At the end of the vehicle lease period, provided the patron has the requisite finance available, the car will then be available for purchase. Of course, should the prestige vehicle in question not live up to its expectations in maintaining its price, the beauty of PCP is that the customer then has the right to simply walk away from the deal. Whilst van leasing is known to be relatively cheaper than purchasing, some small businesses worry about the restrictions that leasing might impose. Once all van leasing options are looked into however, it becomes clear that such restrictions need not be a concern. Leasing restrictions are typically associated with contract hire, a method of leasing whereby a vehicle is returned to the lease company at the end of the lease period. Since the contract hire payments are based largely on the expected depreciation of the vehicle during the lease period, there will be mileage restrictions imposed on the business customer, with financial penalties if these are exceeded. The first point to note is that mileage allowances are negotiable at the start; if a business expects to do more mileage than the average van leasing customer, this can be factored into the contract hire monthly lease payments and stringent penalties avoided.

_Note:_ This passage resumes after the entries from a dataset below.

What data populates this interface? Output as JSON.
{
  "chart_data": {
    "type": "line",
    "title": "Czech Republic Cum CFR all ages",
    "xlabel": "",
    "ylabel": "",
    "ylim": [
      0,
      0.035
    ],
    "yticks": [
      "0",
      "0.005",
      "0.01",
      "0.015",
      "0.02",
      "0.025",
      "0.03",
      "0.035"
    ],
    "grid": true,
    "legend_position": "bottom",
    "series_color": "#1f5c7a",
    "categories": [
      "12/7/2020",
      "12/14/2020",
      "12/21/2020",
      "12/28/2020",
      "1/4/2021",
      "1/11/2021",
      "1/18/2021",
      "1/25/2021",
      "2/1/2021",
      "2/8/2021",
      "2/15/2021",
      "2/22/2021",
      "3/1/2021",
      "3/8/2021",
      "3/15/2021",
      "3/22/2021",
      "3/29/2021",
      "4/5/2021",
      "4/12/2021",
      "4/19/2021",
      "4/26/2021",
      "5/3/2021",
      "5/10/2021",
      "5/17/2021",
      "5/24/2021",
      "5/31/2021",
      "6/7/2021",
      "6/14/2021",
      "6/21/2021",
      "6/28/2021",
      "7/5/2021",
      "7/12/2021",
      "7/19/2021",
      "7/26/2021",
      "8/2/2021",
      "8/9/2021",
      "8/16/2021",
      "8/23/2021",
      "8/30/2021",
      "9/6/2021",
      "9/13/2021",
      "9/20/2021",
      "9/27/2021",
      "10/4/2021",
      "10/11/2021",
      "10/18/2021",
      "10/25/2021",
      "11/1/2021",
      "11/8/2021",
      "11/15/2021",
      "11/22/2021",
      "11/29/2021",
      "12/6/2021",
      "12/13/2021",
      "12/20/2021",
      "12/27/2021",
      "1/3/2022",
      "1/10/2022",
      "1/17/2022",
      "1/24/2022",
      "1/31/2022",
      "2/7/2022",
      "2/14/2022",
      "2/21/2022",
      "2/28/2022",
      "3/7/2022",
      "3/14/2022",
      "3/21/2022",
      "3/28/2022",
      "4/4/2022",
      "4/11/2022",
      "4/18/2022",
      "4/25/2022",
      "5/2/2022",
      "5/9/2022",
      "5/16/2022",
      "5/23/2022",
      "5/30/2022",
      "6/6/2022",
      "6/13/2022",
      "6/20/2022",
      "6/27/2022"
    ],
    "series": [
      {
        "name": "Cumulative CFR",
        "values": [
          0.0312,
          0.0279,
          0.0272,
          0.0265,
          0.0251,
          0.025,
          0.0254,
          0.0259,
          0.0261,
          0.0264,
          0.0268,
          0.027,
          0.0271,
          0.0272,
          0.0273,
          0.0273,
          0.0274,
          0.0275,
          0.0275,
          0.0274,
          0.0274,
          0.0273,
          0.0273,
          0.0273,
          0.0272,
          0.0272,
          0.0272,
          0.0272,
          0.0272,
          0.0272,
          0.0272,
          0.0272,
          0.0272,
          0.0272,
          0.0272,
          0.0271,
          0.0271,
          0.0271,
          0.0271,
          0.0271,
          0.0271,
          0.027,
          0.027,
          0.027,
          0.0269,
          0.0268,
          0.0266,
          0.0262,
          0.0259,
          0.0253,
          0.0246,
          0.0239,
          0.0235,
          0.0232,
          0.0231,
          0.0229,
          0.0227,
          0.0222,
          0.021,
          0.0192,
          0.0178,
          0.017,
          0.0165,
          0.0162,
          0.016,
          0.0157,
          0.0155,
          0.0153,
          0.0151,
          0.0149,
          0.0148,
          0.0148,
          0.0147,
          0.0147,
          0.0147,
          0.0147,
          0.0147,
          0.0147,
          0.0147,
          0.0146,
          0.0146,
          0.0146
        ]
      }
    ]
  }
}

The second point to note is that certain types of van leasing do not impose mileage restrictions. Lease purchase, for example, is a form of leasing in which a business still enjoys the benefit of low monthly payments but commits at the start to buy the van at the end of the lease period. This purchase is made at a pre-agreed price via a large final payment, known as a ‘balloon’ payment. Since, unlike contract hire, the business customer absorbs the depreciation risk, the lease company will have no need to impose mileage restrictions.